7. The system of claim 6, wherein the downhole control unit changes one or more parameters of at least one process fluid, gas, or mixture supplied to the DHSG based on the at least one measurement or based on a control signal sent from the surface control unit in response to the measurement signal.
8. The system of claim 1, wherein the surface control unit functions to receive oilfield data and control operation of the DHSG in response to the oilfield data.
9. The system of claim 1, further comprising a plurality of surface control units controlled by a master control unit, wherein each surface control unit controls operation of a DHSG.
10. The system of claim 9, wherein the master control unit functions to receive oilfield data and control operation of the surface control units in response to the oilfield data.
11. A method of operating a measurement and control system, comprising:
monitoring an operational characteristic of a downhole steam generator (DHSG) using a surface control unit;
receiving a measurement signal corresponding to the operational characteristic; and
controlling operation of the DHSG in response to the measurement signal.
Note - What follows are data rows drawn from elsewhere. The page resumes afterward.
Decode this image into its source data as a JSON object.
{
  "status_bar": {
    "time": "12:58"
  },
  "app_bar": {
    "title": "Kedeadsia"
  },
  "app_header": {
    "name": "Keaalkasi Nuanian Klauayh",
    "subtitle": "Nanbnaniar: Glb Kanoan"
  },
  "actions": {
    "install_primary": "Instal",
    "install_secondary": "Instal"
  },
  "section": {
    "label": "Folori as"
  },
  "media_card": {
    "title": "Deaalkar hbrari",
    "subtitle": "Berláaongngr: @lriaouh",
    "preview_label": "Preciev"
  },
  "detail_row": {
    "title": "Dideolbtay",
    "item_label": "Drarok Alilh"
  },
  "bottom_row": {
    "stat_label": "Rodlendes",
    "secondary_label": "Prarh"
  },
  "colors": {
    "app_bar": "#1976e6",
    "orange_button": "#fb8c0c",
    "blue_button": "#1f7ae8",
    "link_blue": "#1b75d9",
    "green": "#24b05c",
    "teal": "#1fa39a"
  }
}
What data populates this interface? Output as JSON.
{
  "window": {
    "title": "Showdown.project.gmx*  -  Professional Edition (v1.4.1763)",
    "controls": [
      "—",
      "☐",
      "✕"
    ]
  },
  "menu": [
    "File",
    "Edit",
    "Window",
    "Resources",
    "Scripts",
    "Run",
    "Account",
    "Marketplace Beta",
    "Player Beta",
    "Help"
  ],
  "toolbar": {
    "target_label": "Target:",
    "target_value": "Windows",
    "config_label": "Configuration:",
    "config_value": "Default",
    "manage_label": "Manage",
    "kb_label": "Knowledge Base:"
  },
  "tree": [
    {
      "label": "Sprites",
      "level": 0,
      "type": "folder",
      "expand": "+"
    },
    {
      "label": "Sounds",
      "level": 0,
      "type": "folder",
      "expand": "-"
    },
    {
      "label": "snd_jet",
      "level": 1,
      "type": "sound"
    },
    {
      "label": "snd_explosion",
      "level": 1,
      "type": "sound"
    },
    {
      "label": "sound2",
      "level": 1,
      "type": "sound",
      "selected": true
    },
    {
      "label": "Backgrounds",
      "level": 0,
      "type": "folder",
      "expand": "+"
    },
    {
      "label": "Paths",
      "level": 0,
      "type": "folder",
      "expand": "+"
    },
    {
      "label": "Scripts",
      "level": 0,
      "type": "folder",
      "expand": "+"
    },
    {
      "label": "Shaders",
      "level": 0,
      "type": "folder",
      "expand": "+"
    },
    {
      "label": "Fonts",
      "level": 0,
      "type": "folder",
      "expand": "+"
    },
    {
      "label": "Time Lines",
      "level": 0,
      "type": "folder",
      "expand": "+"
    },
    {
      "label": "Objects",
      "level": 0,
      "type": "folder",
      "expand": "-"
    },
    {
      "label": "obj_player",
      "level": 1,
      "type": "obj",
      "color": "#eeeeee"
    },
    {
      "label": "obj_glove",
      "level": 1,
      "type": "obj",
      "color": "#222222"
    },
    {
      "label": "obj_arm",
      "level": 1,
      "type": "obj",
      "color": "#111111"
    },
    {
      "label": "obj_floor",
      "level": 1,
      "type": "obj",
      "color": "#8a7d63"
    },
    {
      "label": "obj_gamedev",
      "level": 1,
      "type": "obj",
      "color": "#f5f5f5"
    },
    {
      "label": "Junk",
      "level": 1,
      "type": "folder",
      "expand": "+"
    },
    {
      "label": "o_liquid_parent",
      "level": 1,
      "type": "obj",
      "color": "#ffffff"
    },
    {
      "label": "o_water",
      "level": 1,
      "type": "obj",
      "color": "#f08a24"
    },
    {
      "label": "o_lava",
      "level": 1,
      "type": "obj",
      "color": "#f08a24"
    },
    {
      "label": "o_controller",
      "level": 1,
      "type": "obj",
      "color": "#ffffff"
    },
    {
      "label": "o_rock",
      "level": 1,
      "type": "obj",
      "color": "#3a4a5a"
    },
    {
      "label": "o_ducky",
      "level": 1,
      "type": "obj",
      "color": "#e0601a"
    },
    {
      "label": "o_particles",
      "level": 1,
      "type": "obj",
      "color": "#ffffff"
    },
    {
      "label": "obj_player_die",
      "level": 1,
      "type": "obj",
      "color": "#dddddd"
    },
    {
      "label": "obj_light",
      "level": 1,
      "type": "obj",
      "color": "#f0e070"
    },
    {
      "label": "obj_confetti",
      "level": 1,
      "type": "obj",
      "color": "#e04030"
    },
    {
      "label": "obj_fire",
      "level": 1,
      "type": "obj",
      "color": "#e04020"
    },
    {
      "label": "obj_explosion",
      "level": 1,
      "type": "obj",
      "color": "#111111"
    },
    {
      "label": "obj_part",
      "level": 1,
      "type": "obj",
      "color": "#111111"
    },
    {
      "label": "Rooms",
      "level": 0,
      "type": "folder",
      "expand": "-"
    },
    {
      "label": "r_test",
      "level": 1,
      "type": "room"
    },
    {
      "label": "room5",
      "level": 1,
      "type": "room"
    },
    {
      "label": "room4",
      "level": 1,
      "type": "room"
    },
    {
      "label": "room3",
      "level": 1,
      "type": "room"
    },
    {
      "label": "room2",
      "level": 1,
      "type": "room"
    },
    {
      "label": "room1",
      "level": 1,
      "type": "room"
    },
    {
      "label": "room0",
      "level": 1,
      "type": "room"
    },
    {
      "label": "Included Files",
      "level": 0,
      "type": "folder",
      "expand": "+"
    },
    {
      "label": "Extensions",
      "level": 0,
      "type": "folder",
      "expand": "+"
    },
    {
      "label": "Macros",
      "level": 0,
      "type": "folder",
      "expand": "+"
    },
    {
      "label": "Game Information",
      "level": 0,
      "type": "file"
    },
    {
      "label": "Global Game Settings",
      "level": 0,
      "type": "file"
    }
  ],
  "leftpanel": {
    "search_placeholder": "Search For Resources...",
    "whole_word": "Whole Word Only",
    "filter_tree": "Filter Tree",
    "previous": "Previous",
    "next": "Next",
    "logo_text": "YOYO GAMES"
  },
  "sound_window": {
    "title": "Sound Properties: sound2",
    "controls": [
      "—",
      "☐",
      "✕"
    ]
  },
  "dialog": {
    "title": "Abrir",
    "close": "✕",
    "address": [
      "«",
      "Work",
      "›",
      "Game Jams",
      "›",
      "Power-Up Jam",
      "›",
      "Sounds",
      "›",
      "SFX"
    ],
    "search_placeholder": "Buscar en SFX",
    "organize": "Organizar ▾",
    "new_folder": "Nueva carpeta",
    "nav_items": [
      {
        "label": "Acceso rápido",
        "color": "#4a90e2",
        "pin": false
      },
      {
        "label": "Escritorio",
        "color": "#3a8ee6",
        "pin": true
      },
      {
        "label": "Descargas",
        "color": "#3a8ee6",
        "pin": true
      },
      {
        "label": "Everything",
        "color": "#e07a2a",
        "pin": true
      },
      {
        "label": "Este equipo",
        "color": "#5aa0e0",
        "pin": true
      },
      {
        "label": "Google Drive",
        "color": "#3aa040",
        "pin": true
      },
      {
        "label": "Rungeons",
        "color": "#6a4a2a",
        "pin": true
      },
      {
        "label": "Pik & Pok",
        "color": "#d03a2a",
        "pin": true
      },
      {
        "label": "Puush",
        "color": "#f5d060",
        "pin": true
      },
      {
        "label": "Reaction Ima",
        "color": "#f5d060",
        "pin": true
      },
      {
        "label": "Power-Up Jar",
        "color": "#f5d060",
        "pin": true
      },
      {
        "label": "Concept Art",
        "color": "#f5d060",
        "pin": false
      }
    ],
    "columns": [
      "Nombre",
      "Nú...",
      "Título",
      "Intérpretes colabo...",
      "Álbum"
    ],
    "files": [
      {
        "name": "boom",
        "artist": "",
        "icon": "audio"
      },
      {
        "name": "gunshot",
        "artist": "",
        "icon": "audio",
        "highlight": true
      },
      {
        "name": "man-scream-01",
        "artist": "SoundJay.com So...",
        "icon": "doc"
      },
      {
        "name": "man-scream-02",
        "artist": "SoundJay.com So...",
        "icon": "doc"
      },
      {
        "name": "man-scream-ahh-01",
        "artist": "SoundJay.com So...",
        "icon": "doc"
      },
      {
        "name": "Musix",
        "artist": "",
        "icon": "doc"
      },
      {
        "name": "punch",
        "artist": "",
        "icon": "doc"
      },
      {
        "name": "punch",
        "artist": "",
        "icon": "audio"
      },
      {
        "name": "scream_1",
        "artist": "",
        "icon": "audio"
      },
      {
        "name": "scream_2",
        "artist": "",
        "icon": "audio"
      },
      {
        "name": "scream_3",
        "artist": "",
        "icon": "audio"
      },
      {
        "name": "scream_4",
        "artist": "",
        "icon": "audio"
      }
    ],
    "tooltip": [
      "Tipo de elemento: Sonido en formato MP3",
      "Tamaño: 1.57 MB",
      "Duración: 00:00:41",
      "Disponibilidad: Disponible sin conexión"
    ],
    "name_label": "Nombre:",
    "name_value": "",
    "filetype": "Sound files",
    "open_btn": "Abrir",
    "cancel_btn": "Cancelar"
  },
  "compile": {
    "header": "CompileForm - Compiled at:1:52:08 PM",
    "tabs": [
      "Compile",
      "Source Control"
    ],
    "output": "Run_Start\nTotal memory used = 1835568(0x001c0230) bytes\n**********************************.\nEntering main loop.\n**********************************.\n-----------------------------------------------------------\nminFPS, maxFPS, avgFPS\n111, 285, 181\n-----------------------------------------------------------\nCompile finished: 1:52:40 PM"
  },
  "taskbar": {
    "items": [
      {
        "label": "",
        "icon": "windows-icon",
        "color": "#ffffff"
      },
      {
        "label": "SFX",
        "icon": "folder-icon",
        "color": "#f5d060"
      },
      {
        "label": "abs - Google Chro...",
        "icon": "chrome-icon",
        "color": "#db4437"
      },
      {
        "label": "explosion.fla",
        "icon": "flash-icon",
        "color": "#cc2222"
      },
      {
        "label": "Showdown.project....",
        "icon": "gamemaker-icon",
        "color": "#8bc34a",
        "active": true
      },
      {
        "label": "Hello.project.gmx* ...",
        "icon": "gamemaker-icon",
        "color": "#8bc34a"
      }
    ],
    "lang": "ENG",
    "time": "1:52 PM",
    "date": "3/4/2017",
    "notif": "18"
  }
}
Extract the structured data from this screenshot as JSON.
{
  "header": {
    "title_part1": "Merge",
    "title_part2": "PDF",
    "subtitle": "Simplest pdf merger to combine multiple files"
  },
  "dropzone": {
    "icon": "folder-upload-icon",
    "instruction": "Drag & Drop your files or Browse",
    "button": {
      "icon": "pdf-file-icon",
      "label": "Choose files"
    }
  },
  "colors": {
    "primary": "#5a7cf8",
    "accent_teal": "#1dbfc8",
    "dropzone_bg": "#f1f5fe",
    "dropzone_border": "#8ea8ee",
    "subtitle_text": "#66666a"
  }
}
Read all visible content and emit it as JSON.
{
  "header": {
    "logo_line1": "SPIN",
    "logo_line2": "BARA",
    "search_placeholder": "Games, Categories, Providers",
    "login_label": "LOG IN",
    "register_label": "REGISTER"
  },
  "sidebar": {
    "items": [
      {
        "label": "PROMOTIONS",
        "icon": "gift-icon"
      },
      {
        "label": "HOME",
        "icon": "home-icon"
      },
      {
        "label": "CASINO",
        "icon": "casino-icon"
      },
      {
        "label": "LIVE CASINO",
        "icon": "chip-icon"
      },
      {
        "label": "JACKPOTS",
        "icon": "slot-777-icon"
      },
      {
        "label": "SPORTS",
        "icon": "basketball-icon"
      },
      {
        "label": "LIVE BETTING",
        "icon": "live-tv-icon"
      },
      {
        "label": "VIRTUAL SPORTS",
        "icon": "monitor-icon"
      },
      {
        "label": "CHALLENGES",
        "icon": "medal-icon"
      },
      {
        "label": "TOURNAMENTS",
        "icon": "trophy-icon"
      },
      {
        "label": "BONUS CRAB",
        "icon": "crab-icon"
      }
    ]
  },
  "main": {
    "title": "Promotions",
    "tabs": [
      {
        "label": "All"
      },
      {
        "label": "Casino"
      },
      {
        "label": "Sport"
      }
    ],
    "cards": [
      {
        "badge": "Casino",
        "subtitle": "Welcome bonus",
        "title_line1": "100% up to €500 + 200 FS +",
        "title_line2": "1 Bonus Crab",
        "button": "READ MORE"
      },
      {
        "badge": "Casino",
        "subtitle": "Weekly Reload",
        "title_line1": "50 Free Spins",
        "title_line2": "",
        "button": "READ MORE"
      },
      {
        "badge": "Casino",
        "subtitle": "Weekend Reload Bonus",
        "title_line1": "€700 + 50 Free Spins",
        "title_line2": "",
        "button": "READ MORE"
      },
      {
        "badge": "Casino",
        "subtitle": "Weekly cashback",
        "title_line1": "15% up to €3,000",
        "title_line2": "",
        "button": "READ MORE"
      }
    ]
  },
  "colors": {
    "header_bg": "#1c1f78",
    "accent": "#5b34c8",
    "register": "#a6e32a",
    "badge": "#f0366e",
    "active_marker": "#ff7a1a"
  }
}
12. The method of claim 11, further comprising receiving the measurement signal via at least one transmission line of an umbilical that is connected to the DHSG and the surface control unit.
13. The method of claim 12, further comprising transmitting a control signal from the surface control unit to the DHSG via at least one transmission line of the umbilical to adjust the operation of the DHSG.
14. The method of claim 13, further comprising receiving at least one measurement from the DHSG using a downhole control unit, and converting the measurement into the measurement signal that is communicated to the surface control unit by the downhole control unit.
15. The method of claim 14, wherein the downhole control unit generates a control signal based on the at least one measurement and communicates the control signal to the surface control unit to adjust the operation of the DHSG.
16. The method of claim 15, further comprising changing one or more parameters of at least one process fluid, gas, or mixture supplied to the DHSG based on the control signal generated by the downhole control unit.
17. The method of claim 16, further comprising changing one or more parameters of at least one process fluid, gas, or mixture supplied to the DHSG based on the at least one measurement or based on a control signal sent from the surface control unit in response to the measurement signal.
18. The method of claim 11, further comprising receiving oilfield data using the surface control unit, and controlling operation of the DHSG in response to the oilfield data.
19. The method of claim 11, further comprising controlling a plurality of surface control units using a master control unit, wherein each surface control unit controls operation of a DHSG.
20. The method of claim 19, wherein the master control unit receives oilfield data and controls operation of the surface control units in response to the oilfield data.
21. A measurement and control system, comprising:
a master control unit operable to receive oilfield data;
a plurality of surface control units in communication with the master control unit, wherein each surface control unit controls operation of a downhole steam generator (DHSG), and wherein the master control unit functions to control operation of the DHSGs via remote setpoint adjustments to the surface control units in response to the oilfield data.
22. The system of claim 21, further comprising a downhole control unit operable to receive measurement signals from at least one of the DHSGs and communicate the signals to at least one of the surface control units.